Qualifikationsmodelle, die eine duale Ausbildung mit anschließender Fortbildung verknüpfen, können für viele eine attraktive Alternative sein. Doch nach der Qualifizierung müssen auch adäquate Führungspositionen in Aussicht sein. Bei Stellenausschreibungen und späteren Einstellungen sollte auf eine Vergleichbarkeit zwischen Studium und der Höheren Berufsbildung geachtet werden. Vielleicht schaffen wir es so, den Trend zur Akademisierung zu brechen.

Weitere Meldungen

Schon die Betriebe brachten ihre Auszubildenden unter den erschwerten Corona-Bedingungen bis zur Prüfung. Dann folgten die Prüfungen im Aus- und Fortbildungsbereich bei der IHK: Unter ständig wechselnden Bedingungen, ausgelöst durch die Pandemie, galt es, fast 9000 Zwischen- und Abschlussprüfungen zu organisieren. 4786 junge Fachkräfte haben dabei die Ausbildung erfolgreich und sicher abgeschlossen. Das Ergebnis geht insbesondere auf das professionelle Corona-Management aller Beteiligten sowie das große Engagement der Unternehmen und Berufsschulen bei der Prüfungsvorbereitung zurück.

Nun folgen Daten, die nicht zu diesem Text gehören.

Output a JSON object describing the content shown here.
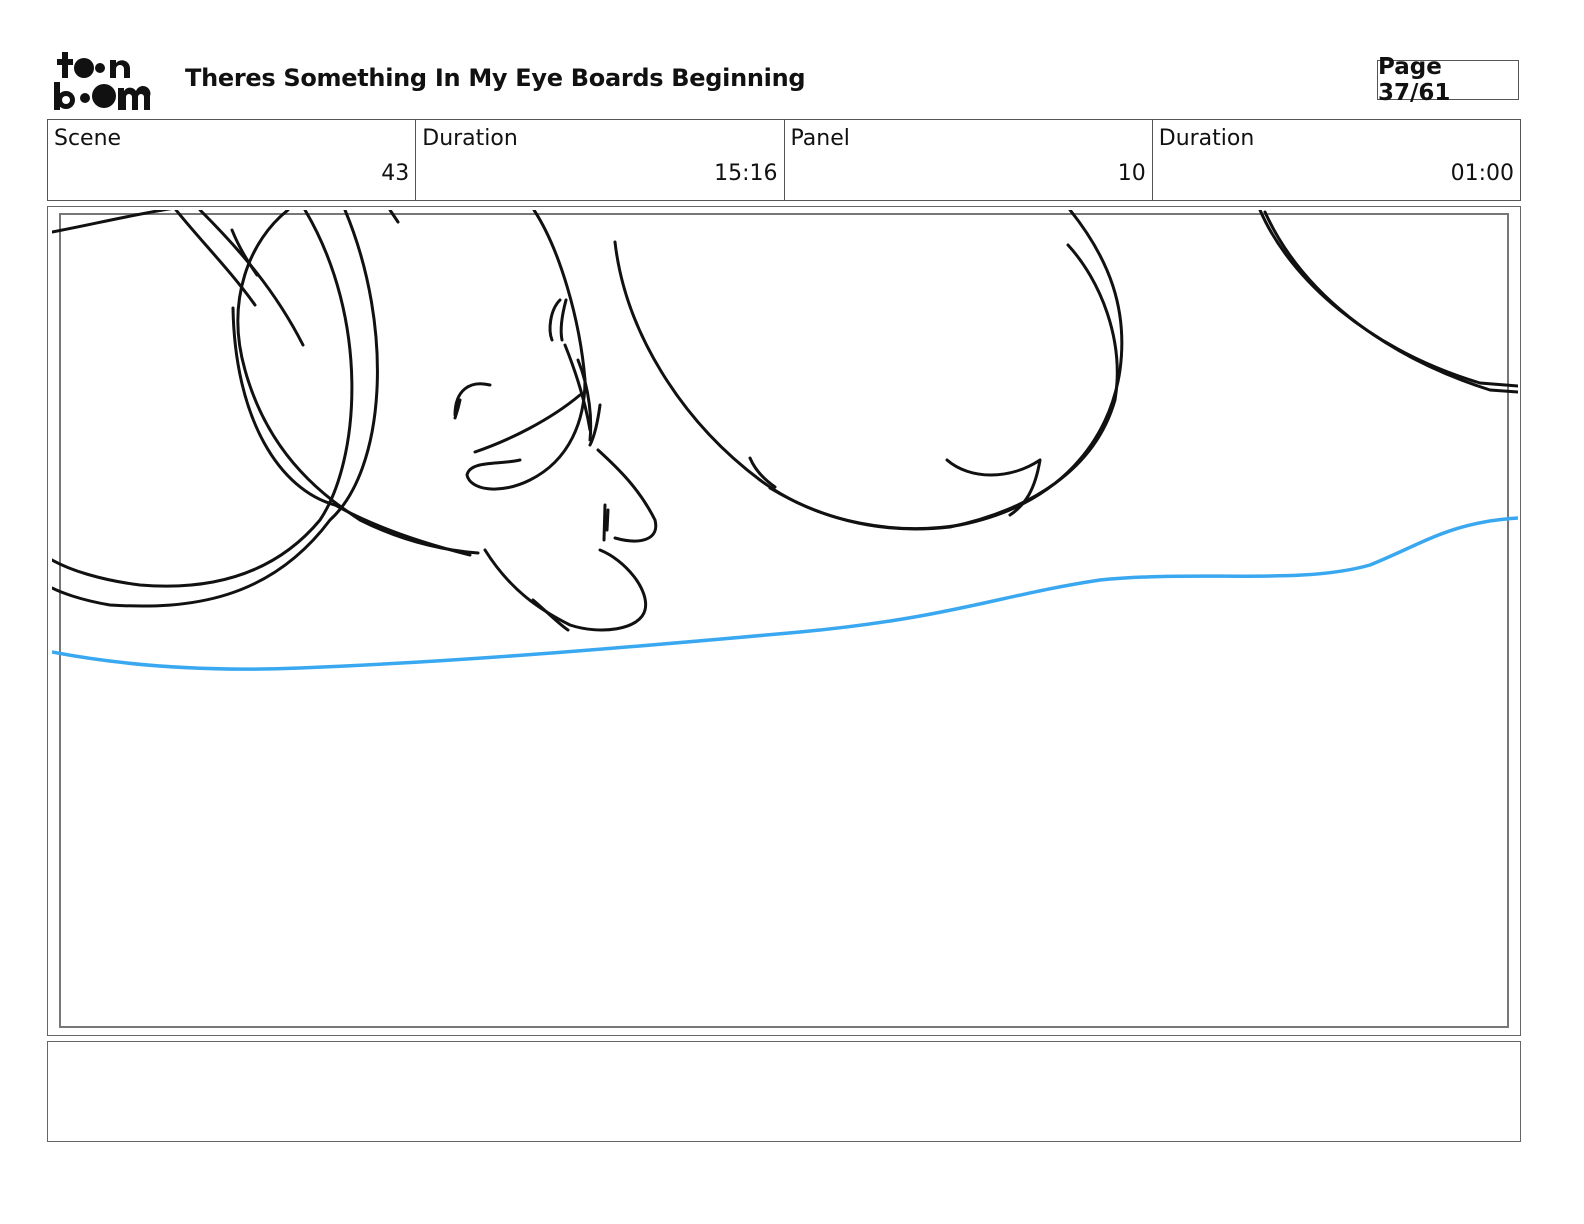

Im Bereich der Höheren Berufsbildung haben wir 2021 als IHK so viele Prüfungen abgenommen wie selten zuvor. Dafür gibt es zwei Gründe: Einige Weiterbildungsteilnehmerinnen und -teilnehmer hatten ihre Prüfung vor dem Hintergrund der Pandemie um ein Jahr verschoben; zudem wird in wirtschaftlich unsicheren Zeiten mehr Weiterbildung absolviert.
Bis in den Sommer 2021 dominierten Webinare und Online-Unterricht. Auch wenn die Zahl offenen wie auch der firmeninternen Seminare wegen Corona rückläufig waren, konnten wir dieses durch eine starke Nachfrage bei unseren Lehrgängen kompensieren. Neu: Mit der DIHK-Bildungs-gGmbH bieten wir unseren Kunden nun ambitionierte Lehrgänge zur künstlichen Intelligenz, Nachhaltigkeit und dem digitalen Veränderungsmanagement an.